Murmurou consigo, pegou os pertences do cavalo, soltou-o, e continuou subindo.
Era final de julho, as tamareiras tinham frutos verdes pequenos; Li Xia colheu um, provou, era ácido e amargo.
~~
Os galhos da tamareira balançavam ao vento, o balanço sob ela se movia suavemente.
No jardim das tâmaras, Zhang Wenjing segurava uma folha colorida, perdida em pensamentos.
“Irmã, irmã!” Feng’er chamou, correndo até o balanço: “Descobri, ontem Zhang Yanxiong cercou Li Xia na Montanha Wei.”
Zhang Wenjing levantou a cabeça: “E agora?”

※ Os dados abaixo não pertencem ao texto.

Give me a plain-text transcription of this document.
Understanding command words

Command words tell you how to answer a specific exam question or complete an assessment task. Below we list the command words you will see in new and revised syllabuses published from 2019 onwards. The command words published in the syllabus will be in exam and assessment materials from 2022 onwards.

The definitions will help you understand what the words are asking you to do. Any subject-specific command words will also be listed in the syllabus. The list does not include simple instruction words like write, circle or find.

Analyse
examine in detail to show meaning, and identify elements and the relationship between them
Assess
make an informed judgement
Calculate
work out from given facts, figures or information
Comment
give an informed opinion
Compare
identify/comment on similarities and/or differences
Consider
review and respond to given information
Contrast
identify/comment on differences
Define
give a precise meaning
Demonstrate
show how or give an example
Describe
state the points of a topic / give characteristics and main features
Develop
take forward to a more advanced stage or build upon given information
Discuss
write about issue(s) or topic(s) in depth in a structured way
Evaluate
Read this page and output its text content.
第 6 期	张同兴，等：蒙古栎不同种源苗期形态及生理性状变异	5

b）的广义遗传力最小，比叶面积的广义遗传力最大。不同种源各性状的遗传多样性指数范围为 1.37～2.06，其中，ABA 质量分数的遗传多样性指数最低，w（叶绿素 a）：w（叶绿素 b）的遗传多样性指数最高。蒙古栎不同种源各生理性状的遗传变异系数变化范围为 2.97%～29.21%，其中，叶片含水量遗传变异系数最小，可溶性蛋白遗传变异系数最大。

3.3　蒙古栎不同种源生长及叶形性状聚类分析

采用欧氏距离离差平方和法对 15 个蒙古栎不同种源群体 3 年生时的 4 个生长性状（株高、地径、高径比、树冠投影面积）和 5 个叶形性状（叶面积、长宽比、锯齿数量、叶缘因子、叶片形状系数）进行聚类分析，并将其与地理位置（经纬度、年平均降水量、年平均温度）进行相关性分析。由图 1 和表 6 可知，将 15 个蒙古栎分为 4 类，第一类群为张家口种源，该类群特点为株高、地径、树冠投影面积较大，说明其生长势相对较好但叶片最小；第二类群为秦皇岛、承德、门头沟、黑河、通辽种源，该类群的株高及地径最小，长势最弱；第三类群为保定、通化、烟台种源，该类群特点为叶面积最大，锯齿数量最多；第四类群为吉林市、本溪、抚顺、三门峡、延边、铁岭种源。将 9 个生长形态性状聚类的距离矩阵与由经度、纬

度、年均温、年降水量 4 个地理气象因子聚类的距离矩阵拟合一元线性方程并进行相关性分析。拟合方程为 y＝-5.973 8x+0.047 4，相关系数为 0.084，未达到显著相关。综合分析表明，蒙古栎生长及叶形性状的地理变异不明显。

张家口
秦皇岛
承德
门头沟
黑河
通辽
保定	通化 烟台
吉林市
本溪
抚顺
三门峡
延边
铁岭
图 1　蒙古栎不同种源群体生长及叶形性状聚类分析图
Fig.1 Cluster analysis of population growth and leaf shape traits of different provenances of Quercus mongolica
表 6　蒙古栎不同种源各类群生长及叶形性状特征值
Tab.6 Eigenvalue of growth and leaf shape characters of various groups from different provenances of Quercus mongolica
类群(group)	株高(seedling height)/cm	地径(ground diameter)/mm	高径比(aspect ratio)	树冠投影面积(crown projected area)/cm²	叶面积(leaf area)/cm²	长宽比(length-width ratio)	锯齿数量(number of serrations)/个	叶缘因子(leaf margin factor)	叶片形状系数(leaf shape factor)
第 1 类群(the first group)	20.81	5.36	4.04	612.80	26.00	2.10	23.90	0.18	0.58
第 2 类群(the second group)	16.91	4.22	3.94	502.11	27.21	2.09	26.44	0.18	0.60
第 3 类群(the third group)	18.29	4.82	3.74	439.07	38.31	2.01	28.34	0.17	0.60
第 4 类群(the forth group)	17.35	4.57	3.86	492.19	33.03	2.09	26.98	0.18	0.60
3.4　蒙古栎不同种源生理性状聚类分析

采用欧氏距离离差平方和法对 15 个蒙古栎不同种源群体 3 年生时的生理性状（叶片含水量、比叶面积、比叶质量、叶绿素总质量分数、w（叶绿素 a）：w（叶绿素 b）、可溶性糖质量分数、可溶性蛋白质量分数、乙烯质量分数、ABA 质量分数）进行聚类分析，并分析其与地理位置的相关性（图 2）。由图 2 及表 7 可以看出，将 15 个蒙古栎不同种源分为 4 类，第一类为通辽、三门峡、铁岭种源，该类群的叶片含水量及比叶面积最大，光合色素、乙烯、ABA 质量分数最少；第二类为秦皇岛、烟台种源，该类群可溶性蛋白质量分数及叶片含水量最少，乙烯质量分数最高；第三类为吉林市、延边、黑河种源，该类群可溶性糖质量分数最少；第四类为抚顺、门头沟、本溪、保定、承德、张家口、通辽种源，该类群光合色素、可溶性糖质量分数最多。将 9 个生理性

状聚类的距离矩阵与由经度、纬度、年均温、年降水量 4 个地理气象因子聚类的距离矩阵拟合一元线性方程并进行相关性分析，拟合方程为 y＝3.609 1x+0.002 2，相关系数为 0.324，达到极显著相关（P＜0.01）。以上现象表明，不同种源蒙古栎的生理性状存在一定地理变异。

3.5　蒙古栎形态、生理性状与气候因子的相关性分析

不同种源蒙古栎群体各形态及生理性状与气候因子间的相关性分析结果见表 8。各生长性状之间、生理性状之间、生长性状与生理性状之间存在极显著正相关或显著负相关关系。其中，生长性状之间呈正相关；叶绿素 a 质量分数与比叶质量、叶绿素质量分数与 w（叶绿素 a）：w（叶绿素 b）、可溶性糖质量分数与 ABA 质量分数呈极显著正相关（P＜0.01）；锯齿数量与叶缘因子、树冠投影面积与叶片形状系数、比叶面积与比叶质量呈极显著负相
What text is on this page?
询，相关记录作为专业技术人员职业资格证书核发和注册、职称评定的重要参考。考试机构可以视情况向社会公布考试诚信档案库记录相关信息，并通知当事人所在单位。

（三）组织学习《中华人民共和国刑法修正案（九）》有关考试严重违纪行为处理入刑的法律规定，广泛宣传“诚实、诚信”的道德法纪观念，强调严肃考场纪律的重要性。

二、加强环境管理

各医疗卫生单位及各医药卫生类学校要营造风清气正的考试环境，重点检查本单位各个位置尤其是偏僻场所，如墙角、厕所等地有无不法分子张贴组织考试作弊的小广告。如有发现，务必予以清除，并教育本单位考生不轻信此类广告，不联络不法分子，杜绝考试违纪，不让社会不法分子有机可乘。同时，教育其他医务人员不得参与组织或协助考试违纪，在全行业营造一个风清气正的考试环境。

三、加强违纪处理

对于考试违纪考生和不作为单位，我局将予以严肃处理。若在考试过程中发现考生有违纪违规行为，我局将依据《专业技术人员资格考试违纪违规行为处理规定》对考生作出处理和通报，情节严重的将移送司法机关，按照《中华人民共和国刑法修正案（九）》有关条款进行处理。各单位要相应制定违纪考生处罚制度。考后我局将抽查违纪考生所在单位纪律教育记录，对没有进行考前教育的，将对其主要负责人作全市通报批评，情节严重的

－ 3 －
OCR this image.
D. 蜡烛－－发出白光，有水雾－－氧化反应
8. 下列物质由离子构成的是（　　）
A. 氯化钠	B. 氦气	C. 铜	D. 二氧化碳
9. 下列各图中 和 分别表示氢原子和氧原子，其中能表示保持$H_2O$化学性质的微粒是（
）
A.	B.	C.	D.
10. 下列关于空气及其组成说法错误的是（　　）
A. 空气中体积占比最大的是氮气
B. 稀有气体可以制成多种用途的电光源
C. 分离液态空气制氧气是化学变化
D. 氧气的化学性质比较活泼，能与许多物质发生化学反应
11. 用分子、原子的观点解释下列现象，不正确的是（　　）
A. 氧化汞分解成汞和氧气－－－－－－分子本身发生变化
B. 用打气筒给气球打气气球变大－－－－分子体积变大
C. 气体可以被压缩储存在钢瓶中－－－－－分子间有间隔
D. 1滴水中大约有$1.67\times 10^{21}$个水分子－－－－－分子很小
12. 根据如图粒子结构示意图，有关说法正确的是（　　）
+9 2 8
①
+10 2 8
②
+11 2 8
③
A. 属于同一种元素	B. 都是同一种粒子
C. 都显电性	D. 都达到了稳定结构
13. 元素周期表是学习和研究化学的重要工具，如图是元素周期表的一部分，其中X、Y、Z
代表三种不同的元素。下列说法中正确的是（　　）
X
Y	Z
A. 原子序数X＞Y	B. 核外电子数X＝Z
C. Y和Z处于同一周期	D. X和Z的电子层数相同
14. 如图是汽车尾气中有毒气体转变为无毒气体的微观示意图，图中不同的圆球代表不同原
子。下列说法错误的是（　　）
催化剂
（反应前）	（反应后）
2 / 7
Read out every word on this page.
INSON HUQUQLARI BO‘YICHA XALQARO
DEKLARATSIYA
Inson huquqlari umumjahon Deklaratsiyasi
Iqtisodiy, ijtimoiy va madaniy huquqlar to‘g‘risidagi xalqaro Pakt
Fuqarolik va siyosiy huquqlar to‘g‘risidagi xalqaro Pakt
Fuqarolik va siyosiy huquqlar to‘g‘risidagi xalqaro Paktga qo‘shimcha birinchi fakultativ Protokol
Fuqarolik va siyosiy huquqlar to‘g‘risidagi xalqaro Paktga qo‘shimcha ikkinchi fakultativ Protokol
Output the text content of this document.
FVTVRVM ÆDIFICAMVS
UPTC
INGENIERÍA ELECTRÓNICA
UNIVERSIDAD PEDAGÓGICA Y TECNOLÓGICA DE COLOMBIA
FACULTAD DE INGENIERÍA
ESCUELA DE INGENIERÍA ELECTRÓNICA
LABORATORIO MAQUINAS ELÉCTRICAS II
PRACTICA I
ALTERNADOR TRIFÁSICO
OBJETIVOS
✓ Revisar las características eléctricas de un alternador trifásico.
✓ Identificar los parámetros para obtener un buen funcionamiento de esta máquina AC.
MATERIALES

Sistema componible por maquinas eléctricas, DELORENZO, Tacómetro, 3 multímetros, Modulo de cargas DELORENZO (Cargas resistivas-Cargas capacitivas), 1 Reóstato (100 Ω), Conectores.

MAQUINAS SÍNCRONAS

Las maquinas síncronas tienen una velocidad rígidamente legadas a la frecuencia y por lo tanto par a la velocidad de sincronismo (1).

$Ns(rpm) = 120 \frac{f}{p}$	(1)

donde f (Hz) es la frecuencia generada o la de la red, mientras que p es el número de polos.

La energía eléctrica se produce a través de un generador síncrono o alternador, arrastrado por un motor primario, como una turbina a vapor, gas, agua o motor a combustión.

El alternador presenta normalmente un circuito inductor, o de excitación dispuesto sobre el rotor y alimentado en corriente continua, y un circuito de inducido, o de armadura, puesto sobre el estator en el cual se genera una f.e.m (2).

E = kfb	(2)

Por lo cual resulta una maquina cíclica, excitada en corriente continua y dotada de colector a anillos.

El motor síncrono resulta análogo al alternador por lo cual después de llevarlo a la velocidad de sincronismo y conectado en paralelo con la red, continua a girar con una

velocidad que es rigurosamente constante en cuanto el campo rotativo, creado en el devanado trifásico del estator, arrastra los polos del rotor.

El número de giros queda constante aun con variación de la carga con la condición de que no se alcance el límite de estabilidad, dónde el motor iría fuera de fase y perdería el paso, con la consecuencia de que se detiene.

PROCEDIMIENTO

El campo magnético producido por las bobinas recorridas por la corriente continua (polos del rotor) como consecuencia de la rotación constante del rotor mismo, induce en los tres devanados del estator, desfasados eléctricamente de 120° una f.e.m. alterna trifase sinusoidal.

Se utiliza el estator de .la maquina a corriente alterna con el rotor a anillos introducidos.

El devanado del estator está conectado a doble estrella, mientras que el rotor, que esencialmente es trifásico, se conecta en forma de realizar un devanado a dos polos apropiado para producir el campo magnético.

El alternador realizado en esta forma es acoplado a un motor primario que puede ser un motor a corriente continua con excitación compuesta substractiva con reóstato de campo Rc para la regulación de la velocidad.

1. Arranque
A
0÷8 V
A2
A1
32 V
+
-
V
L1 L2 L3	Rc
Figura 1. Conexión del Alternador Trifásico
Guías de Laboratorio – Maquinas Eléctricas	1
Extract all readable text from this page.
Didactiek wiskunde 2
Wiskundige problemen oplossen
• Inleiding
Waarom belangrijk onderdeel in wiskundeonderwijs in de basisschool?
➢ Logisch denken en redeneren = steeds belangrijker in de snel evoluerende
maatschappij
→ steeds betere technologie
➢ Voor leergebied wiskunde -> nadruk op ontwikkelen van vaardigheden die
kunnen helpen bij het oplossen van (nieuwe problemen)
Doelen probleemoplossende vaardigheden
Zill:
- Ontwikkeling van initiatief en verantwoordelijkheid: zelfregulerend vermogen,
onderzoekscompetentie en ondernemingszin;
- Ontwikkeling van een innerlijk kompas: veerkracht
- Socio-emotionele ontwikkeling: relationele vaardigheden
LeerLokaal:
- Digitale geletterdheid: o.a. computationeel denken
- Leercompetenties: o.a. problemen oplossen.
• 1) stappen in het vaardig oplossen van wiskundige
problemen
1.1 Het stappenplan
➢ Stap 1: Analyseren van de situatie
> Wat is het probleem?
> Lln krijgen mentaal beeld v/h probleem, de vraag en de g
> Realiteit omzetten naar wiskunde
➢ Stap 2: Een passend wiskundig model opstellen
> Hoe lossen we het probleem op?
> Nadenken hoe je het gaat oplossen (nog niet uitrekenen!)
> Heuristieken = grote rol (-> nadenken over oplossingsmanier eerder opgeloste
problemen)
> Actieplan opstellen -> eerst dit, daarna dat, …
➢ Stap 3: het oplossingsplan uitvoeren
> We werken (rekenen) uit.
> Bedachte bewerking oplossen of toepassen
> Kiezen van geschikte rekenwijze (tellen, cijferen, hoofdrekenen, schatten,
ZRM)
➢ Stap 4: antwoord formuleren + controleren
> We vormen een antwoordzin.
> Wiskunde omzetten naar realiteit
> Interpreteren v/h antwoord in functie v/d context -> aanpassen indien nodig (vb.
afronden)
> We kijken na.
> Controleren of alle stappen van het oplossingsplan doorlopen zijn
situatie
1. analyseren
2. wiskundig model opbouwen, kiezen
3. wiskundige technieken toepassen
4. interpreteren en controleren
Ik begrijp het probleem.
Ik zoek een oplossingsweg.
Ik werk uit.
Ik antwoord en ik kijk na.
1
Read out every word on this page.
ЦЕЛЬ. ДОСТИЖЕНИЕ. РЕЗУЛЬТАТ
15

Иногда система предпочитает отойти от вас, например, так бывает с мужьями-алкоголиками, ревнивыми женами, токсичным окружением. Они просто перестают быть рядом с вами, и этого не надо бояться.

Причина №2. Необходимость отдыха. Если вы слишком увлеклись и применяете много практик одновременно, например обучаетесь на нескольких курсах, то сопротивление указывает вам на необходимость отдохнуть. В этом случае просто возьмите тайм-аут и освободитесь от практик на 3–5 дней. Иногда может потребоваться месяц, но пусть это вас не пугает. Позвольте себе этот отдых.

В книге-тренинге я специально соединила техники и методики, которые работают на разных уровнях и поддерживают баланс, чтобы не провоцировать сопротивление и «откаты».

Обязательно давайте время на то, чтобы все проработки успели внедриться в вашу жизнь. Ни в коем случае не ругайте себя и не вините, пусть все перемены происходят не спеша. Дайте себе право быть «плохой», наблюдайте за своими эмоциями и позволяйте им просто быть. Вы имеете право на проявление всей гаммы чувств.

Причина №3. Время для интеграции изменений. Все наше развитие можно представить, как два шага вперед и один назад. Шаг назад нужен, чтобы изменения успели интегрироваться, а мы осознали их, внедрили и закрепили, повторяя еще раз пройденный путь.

“Ainda não sabemos, mandei Yan’er esperar na entrada, assim que houver notícias, avisará.”
“Certo.”
Zhang Wenjing respondeu, inquieta, abaixando a cabeça.
Na folha, estava escrita metade de uma pequena canção:
“Videira seca, árvore velha, corvos ao entardecer, ponte pequena, água corrente, casas...”
Ela rabiscava com o lápis de sobrancelha, pensando que logo o veria de novo, e se conseguisse completar o poema, poderia ofuscar seu talento.
Mas, por mais que tentasse, não ficava satisfeita com os versos.
Até que Yan’er correu, interrompendo seu devaneio.
“Irmã, irmã, notícias de Li Xia... Zhang Yanxiong voltou...”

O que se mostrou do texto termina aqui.